Si en immobilier, il y a 3 choses importantes : le lieu, le lieu, le lieu En agriculture, il y en a aussi 3 : le sol, le sol, le sol.
Au niveau mondial, les actions néfastes sur le sol relâchent plus 300 millions de tonnes de carbone par an. La faute à la déforestation, au retournement des prairies mais aussi au drainage de tourbières et de zones humides.
Appauvrir les sols ce n’est pas seulement mettre en jeu la sécurité alimentaire avec des productions plus faibles, c’est aussi subir les aléas climatiques de plus en plus extrêmes et participer au réchauffement climatique. En plus, c’est un cercle vicieux : plus le réchauffement climatique se fait ressentir et plus il impacte l’érosion des sols.
Le sol, le sol, le sol !
Si on connaît souvent la première partie du cycle du carbone sur terre : une plante qui pousse capte du CO2. Les plantes récupèrent environ 30% du CO2 émis par les activités humaines…
On connaît moins bien la fin : le sol capte le carbone quand la plante meurt.
Si on pense souvent aux forêts et donc aux arbres quand on parle de “puits carbone” en réalité, c’est surtout les sols qui sont importants.

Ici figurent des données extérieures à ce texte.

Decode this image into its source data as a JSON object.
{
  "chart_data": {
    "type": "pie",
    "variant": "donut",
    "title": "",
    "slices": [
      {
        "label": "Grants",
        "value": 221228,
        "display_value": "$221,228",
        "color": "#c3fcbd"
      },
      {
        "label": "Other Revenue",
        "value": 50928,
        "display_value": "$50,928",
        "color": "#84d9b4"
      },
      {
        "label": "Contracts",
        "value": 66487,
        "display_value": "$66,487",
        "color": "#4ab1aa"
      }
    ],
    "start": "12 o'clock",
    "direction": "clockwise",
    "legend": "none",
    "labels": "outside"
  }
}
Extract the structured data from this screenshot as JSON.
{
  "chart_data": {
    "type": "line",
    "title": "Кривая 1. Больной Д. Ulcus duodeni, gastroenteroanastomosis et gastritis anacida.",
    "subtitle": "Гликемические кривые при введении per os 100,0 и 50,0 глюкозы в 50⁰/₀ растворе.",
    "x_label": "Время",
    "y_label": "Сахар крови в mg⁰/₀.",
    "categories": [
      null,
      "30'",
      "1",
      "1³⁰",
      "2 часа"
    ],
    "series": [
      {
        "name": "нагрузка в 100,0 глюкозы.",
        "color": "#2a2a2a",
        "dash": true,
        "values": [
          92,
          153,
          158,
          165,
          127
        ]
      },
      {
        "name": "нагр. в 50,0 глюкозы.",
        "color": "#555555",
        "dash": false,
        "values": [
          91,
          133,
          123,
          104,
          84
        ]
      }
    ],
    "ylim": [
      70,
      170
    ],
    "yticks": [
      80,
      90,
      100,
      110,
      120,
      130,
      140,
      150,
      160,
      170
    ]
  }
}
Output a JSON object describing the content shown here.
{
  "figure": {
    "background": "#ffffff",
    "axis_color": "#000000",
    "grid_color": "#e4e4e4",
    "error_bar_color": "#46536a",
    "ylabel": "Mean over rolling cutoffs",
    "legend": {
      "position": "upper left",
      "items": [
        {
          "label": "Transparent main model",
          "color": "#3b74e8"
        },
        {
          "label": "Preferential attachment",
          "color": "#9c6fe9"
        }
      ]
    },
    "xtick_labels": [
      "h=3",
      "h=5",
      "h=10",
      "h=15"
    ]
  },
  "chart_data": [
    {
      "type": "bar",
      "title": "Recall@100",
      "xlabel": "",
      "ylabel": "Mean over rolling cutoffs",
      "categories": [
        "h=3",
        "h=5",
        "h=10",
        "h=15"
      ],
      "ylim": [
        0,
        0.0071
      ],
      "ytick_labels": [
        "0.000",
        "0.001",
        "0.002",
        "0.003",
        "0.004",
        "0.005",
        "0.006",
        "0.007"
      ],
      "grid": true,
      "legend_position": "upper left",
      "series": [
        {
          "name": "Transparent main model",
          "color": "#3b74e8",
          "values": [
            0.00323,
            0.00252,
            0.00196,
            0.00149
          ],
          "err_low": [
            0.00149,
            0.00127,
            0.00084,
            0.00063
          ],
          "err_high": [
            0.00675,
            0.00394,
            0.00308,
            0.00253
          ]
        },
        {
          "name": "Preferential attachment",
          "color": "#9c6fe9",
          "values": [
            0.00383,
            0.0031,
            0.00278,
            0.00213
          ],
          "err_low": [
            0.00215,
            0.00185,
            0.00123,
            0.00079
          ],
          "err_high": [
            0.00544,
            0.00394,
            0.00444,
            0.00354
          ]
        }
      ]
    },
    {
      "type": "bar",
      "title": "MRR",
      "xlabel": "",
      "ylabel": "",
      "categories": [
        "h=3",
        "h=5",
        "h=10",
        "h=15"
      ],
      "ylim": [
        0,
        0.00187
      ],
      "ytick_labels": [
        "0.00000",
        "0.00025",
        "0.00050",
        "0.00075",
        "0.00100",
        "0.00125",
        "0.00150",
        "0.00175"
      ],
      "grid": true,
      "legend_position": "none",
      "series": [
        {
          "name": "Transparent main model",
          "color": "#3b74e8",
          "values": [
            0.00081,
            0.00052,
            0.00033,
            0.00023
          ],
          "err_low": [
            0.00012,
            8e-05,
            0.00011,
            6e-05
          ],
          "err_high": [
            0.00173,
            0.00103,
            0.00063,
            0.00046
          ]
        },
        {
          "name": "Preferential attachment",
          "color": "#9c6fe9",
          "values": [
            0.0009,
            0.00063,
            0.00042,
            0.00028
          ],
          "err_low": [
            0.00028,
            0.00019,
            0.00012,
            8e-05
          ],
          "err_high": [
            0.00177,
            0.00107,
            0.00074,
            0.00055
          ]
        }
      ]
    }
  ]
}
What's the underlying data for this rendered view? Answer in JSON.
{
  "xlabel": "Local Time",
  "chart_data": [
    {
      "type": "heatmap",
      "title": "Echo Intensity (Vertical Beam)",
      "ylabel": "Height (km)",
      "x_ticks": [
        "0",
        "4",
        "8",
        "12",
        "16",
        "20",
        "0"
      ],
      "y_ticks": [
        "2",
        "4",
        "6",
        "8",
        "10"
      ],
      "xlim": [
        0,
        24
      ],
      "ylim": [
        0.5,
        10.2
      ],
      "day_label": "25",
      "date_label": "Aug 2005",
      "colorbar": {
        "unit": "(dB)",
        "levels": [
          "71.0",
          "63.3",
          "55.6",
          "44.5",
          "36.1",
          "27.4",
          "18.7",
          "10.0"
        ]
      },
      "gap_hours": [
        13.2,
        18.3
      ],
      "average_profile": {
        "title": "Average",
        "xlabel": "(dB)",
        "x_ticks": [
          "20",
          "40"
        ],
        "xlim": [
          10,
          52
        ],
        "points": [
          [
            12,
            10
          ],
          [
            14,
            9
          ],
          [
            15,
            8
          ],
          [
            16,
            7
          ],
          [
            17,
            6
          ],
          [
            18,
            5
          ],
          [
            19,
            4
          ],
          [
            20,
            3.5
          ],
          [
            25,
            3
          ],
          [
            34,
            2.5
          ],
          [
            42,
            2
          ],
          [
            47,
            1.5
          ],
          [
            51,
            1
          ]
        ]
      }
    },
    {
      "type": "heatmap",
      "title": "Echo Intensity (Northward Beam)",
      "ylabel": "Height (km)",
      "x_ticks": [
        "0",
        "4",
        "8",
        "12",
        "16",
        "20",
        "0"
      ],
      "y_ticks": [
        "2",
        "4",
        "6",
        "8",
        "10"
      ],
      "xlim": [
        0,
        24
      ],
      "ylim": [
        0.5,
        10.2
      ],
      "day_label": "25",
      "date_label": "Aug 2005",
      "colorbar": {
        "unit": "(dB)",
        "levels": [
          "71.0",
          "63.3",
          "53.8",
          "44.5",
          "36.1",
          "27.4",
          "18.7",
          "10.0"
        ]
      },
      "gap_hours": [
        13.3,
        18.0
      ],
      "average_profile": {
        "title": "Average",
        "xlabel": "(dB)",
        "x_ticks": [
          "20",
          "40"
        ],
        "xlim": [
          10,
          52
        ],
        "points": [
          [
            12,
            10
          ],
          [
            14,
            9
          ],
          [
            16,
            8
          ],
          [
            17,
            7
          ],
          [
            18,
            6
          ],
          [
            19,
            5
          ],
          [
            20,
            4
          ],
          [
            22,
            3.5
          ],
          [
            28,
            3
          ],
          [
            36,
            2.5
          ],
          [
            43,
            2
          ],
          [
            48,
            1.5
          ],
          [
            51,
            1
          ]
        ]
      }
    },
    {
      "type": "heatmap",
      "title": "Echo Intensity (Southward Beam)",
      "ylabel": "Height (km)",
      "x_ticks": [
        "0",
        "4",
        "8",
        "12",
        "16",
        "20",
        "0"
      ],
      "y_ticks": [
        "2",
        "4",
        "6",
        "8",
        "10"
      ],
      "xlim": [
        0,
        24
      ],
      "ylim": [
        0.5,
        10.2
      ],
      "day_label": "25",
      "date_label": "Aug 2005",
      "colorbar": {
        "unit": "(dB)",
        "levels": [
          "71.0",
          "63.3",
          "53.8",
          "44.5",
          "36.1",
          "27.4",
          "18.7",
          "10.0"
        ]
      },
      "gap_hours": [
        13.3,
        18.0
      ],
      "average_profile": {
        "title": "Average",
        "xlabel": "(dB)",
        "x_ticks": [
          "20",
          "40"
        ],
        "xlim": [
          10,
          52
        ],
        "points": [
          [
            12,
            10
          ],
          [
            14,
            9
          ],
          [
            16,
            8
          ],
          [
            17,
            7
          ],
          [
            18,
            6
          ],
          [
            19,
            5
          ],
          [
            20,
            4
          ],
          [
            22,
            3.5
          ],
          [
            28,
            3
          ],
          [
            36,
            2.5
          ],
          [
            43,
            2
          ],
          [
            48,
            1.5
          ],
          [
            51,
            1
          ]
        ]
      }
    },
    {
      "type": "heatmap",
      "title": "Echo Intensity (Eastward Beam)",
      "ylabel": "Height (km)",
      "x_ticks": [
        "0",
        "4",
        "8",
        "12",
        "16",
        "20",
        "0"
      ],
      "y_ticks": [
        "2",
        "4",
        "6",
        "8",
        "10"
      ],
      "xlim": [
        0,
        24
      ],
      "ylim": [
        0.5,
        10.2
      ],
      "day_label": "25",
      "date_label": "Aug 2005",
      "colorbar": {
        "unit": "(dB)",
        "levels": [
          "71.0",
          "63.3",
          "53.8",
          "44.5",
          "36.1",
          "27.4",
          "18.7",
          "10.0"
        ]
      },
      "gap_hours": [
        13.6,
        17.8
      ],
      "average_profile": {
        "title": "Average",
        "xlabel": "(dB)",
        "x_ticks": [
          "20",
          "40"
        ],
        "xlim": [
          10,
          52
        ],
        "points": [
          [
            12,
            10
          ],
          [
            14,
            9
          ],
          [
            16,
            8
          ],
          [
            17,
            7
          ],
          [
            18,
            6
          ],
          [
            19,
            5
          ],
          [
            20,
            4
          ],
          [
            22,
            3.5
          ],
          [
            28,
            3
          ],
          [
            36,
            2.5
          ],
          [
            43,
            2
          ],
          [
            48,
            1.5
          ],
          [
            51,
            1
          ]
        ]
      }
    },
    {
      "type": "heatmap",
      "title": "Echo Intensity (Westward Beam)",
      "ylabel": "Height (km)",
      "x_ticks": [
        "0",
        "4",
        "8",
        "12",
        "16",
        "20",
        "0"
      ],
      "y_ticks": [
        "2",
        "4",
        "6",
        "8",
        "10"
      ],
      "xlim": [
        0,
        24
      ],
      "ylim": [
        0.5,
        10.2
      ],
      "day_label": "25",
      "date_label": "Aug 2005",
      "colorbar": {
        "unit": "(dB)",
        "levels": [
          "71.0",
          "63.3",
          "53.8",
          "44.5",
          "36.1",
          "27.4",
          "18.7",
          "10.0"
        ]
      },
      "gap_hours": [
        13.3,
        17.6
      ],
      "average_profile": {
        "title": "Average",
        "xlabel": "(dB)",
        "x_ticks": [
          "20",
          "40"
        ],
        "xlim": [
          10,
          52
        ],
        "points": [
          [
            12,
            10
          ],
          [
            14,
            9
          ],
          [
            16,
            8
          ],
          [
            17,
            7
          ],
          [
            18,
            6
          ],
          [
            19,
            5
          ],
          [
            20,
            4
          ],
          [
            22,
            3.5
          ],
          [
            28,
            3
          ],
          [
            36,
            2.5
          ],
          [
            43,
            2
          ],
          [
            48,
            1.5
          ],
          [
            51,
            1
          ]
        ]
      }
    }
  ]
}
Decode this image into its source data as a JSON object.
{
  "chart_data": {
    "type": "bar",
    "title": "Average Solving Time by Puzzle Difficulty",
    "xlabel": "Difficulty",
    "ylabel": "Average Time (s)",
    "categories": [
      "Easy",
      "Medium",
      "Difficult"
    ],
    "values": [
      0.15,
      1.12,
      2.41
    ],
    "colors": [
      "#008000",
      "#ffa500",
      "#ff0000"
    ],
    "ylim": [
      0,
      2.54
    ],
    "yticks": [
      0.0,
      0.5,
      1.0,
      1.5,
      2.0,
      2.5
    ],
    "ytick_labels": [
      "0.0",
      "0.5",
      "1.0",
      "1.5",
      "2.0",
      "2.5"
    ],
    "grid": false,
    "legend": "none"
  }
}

Et ça stock plutôt bien, puisque les sols mondiaux contiennent 2 à 3 fois plus de carbone que l’atmosphère.
Oui, ça fait beaucoup !
Pour comprendre, il faut se pencher un peu sur ce qu’est un sol. C’est le moment, c’est pas sorcier de cette newsletter. Alors Jamy ?
Vous marchez tous les jours dessus mais savez-vous vraiment de quoi il est composé ?
Le sol contient :
de la matière minérale comme du sable, de l’argile, des débris de roche
des êtres vivants et micro-organismes. Coucou les lombrics.
de la matière organique, fabriqué par les êtres vivants, composée à 50 % de carbone
Ainsi quand une plante pousse, elle va construire de la matière organique sous forme de tige, de feuilles etc. Et lorsqu’elle meurt, cette matière organique riche en carbone sera “digéré” par les organismes vivants présents dans le sol. Le CO2 que la plante a aspiré via la photosynthèse pour grandir, se retrouve donc dans le sol sous forme de matière organique. Et c’est cette même matière organique qui viendra nourrir la génération suivante de plantes.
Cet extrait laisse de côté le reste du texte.